- originaldata
The nested case-control data set (NOT a full cohort data set with a case-cohort substudy within it)
- smformula
A formula of the form "Surv(t,case)~x+strata(set)", where case is case-control indicator, t is the event or censoring time. Note that t could be set to the case's event time for the matched controls in a given set. The right hand side should include the case control set as a strata term (see example).
- set
variable identifying matched sets in nested case-control study
- event
variable which indicates who is a case/control in the nested case-control sample. Note that this is distinct from d.
- nrisk
variable which is the number at risk (in the underlying full cohort) at the event time for the case in each matched set (i.e. nrisk is the same for all individuals in a matched set).
- method
A required vector of strings specifying for each variable either
that it does not need to be imputed (""), the type of regression model to be
be used to impute. Possible values are "norm"

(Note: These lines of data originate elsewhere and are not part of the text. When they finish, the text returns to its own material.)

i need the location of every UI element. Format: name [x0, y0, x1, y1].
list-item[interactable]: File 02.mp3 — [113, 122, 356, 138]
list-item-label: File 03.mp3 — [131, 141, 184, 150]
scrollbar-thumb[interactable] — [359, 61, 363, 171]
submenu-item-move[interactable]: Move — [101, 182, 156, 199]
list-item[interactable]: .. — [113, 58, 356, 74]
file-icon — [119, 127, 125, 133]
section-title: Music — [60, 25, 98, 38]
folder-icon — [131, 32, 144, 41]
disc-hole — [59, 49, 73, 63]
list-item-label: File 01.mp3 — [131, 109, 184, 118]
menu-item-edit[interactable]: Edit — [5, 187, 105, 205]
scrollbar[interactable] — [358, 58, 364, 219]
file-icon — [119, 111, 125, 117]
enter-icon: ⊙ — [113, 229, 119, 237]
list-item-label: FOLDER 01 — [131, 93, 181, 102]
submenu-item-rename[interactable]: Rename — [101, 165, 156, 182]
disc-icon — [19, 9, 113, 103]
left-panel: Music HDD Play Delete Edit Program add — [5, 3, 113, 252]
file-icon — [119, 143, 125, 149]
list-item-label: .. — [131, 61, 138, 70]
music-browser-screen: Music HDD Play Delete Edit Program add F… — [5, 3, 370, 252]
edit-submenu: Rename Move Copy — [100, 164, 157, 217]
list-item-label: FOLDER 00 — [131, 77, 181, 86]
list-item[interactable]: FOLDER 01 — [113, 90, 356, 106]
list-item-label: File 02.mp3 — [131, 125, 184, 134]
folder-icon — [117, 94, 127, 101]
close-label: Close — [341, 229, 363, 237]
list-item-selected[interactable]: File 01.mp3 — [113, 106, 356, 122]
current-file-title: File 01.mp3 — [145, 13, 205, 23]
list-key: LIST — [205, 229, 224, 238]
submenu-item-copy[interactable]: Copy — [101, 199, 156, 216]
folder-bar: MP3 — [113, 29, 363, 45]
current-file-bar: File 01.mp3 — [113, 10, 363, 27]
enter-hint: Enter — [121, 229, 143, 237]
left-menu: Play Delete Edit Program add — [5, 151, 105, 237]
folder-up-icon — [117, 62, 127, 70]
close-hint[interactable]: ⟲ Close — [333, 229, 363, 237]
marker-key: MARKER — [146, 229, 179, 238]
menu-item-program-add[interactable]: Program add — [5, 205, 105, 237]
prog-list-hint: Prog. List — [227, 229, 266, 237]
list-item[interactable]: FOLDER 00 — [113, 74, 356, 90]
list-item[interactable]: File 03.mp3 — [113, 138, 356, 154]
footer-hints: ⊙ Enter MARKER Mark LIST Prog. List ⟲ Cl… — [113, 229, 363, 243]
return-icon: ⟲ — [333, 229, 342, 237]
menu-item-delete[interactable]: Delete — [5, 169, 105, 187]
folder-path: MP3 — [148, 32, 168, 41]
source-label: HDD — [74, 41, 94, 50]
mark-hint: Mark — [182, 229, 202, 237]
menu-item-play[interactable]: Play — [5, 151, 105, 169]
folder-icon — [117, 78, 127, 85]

(normal linear regression),
"logreg"
(logistic regression), "brlogreg"
(bias reduced logistic regression),
"poisson"
(Poisson regression),
"podds"
(proportional odds regression for ordered categorical variables),
"mlogit"
(multinomial logistic regression for unordered categorical variables),
or a custom expression which defines a passively imputed variable, e.g.
"x^2"
or "x1*x2"
. "latnorm"
indicates the variable is a latent
normal variable which is measured with error. If this is specified for a variable,
the "errorProneMatrix"
argument should also be used.
- predictorMatrix
An optional predictor matrix. If specified, the matrix defines which
covariates will be used as predictors in the imputation models
(the outcome must not be included). The i'th row of the matrix should consist of
0s and 1s, with a 1 in the j'th column indicating the j'th variable be used
as a covariate when imputing the i'th variable. If not specified, when
imputing a given variable, the imputation model covariates are the other
covariates of the substantive model which are partially observed
(but which are not passively imputed) and any fully observed covariates (if present)

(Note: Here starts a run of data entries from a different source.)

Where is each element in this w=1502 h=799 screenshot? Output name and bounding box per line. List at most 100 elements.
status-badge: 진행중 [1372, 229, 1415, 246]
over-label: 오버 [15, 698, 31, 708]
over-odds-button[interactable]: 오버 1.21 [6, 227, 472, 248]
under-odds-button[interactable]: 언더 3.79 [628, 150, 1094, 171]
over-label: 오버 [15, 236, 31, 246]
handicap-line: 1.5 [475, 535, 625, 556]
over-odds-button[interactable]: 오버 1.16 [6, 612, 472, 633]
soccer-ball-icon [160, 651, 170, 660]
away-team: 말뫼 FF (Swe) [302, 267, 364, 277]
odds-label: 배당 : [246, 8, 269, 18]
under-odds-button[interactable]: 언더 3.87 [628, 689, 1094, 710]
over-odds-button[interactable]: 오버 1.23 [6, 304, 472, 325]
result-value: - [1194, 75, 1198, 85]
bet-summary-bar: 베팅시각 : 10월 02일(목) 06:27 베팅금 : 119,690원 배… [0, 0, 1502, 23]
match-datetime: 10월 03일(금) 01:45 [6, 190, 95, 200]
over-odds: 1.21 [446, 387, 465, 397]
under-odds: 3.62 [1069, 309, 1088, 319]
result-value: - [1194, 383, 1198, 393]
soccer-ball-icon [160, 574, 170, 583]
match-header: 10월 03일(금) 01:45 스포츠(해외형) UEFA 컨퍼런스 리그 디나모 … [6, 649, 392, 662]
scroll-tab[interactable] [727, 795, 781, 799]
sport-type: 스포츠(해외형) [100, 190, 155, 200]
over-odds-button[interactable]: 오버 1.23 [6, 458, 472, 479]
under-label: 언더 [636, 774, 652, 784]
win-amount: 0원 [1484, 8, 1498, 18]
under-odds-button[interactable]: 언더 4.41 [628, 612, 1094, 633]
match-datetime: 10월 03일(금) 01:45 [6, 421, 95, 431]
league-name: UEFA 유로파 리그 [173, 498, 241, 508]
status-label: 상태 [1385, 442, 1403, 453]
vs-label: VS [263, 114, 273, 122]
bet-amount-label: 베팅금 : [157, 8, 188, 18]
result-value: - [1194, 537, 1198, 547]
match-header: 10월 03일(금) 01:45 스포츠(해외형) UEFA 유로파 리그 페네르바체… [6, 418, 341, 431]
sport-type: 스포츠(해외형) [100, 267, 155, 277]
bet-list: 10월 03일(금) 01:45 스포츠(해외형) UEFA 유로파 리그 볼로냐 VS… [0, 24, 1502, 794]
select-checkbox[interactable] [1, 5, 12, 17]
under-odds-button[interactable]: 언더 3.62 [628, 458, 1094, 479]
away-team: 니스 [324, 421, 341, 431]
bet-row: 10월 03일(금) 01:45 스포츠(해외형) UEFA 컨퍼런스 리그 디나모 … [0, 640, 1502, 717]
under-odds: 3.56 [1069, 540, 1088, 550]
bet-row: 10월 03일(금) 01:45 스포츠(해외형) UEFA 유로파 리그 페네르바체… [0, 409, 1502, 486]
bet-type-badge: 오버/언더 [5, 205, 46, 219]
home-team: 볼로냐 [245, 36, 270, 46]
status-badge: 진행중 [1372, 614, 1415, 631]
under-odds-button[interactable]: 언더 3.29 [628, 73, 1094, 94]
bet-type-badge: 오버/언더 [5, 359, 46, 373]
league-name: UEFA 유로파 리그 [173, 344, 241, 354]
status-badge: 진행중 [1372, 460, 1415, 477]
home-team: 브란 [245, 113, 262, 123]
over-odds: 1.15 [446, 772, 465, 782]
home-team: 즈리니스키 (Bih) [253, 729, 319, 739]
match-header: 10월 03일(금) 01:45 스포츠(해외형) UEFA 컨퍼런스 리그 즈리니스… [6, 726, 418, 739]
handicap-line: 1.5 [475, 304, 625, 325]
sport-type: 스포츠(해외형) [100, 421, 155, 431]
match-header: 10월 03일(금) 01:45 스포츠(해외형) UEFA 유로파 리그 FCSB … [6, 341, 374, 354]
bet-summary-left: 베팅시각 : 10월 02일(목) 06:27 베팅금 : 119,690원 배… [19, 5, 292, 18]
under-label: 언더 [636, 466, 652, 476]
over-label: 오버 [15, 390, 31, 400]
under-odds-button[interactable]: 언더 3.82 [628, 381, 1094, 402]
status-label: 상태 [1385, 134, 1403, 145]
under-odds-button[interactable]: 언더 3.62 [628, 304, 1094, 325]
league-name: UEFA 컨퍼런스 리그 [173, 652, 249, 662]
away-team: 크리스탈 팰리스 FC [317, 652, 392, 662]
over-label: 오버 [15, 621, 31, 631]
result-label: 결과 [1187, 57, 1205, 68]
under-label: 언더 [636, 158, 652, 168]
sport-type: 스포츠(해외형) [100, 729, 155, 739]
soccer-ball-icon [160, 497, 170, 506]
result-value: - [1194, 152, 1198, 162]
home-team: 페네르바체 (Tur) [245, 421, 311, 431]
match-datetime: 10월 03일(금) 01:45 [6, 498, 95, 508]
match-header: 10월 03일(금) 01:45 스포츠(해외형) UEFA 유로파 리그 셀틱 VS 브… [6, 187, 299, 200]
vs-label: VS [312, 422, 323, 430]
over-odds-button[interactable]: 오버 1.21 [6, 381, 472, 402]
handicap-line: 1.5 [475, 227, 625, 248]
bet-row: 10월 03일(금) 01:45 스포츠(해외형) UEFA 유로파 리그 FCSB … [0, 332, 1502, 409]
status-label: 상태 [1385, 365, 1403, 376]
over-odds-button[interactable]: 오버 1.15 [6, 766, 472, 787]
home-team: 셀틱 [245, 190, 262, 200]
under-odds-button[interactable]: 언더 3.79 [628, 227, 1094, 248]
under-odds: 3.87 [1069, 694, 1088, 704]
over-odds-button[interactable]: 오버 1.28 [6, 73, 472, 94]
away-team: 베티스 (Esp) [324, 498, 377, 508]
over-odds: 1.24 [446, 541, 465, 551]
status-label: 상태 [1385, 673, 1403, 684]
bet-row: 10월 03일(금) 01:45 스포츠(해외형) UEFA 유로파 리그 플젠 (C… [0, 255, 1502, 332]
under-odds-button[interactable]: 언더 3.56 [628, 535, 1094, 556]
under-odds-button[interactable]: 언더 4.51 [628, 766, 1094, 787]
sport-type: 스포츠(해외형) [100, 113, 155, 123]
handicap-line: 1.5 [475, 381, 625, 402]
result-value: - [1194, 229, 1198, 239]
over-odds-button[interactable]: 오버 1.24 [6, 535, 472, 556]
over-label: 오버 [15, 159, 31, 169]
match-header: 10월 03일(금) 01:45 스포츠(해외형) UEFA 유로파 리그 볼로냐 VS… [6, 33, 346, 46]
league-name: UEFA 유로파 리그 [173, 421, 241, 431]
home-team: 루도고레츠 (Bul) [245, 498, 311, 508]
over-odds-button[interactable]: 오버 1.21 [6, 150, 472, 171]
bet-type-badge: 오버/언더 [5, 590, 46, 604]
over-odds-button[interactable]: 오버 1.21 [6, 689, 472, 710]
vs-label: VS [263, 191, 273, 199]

in the substantive model. Note that the outcome variable is implicitly conditioned
on by the rejection sampling scheme used by smcfcs, and should not be specified as a predictor
in the predictor matrix.
- m
The number of imputed datasets to generate. The default is 5.
- numit
The number of iterations to run when generating each imputation.

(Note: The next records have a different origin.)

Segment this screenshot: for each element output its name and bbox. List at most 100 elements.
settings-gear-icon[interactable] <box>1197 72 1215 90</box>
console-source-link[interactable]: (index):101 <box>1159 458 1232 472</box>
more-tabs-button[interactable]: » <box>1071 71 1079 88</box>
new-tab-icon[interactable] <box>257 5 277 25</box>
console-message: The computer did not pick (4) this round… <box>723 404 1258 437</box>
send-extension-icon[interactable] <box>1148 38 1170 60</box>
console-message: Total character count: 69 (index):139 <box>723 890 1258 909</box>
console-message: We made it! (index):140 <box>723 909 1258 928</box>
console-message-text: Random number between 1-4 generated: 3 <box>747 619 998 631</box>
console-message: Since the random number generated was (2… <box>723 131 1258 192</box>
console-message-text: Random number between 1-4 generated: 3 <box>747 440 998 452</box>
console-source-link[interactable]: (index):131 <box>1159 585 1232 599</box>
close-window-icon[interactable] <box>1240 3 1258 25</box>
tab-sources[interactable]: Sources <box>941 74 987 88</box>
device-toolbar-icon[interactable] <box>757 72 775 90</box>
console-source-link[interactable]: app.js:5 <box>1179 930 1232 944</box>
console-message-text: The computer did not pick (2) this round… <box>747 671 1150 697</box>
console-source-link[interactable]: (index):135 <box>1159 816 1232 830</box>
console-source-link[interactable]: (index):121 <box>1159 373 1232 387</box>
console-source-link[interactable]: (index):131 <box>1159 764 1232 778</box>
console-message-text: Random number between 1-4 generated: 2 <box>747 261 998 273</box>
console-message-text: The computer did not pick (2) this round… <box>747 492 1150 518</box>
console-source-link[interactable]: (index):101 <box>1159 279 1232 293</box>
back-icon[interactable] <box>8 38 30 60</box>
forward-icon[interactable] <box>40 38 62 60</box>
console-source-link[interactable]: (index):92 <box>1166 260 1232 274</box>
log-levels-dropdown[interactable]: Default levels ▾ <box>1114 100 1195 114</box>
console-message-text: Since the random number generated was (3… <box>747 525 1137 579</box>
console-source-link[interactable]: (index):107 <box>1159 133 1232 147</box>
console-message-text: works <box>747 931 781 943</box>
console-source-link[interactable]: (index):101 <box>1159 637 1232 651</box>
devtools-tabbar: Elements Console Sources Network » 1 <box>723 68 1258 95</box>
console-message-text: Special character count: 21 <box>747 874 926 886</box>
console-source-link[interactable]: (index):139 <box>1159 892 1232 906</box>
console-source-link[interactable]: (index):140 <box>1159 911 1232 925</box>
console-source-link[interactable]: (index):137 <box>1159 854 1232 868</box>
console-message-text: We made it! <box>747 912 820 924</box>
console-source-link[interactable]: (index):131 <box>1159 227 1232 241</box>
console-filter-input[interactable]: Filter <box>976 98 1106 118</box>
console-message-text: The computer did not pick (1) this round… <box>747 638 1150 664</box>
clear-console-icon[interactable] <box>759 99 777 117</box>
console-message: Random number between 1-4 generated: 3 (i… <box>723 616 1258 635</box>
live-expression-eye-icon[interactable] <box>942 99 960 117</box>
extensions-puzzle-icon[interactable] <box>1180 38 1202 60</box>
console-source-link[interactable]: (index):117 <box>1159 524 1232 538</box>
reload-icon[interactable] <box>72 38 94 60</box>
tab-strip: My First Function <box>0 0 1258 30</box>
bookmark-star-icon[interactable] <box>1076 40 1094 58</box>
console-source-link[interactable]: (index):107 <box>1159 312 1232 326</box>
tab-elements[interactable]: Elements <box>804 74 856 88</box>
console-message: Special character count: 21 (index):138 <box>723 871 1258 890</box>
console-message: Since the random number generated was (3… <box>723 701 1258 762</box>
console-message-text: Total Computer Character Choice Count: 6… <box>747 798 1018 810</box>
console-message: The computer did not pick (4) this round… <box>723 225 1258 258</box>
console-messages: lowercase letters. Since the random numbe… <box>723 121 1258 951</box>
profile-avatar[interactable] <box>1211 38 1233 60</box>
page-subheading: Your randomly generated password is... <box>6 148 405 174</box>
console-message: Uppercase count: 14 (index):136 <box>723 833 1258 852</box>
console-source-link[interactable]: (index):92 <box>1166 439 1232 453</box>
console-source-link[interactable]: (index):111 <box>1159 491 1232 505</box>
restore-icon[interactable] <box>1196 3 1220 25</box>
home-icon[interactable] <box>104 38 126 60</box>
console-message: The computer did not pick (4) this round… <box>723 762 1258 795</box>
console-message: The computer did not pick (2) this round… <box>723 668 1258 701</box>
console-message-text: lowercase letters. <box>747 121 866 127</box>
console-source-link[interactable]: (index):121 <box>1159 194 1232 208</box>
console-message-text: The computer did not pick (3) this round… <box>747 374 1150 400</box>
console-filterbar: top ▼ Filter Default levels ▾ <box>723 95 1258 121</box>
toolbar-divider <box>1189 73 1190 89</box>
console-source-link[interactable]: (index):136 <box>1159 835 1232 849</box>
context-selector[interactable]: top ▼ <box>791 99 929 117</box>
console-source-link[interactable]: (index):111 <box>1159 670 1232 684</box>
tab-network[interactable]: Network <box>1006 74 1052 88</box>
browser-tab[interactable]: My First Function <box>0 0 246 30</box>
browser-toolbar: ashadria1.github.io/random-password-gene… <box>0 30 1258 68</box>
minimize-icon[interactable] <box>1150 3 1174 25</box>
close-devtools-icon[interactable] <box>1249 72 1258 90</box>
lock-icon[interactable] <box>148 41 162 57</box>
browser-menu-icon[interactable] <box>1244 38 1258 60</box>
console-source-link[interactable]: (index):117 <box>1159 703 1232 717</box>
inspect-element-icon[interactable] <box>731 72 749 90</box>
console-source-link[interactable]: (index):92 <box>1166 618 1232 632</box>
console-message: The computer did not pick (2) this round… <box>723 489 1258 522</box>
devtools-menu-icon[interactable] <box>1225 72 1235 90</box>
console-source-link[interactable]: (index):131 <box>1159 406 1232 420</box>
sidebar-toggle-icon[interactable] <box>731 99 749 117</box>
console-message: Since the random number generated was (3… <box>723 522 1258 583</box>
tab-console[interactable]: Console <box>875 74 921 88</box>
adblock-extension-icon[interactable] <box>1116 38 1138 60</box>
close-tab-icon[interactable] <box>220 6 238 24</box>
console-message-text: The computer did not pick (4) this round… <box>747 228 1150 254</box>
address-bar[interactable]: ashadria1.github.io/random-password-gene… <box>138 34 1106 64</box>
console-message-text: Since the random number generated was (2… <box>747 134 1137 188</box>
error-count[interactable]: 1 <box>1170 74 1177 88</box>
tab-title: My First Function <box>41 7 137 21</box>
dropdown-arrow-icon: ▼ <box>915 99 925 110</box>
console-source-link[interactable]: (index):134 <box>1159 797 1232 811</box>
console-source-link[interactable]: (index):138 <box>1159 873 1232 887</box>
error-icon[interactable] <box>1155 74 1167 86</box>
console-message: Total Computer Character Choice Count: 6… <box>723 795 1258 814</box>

In a (limited) range of simulations good performance was obtained with the
default of 10 iterations. However, particularly when the proportion of missingness
is large, more iterations may be required for convergence to stationarity.
- rjlimit
Specifies the maximum number of attempts which should be made
when using rejection sampling to draw from imputation models. If the limit is reached
when running a warning will be issued. In this case it is probably advisable to
increase the rjlimit
until the warning does not appear.
- noisy
logical value (default FALSE) indicating whether output should be noisy, which can
be useful for debugging or checking that models being used are as desired.
- errorProneMatrix
An optional matrix which if specified indicates that some variables
are measured with classical measurement error. If the i'th variable is measured with error
by variables j and k, then the (i,j) and (i,k) entries of this matrix should be 1, with the
remainder of entries 0. The i'th element of the method argument should then be specified
as "latnorm"
. See the measurement error vignette for more details.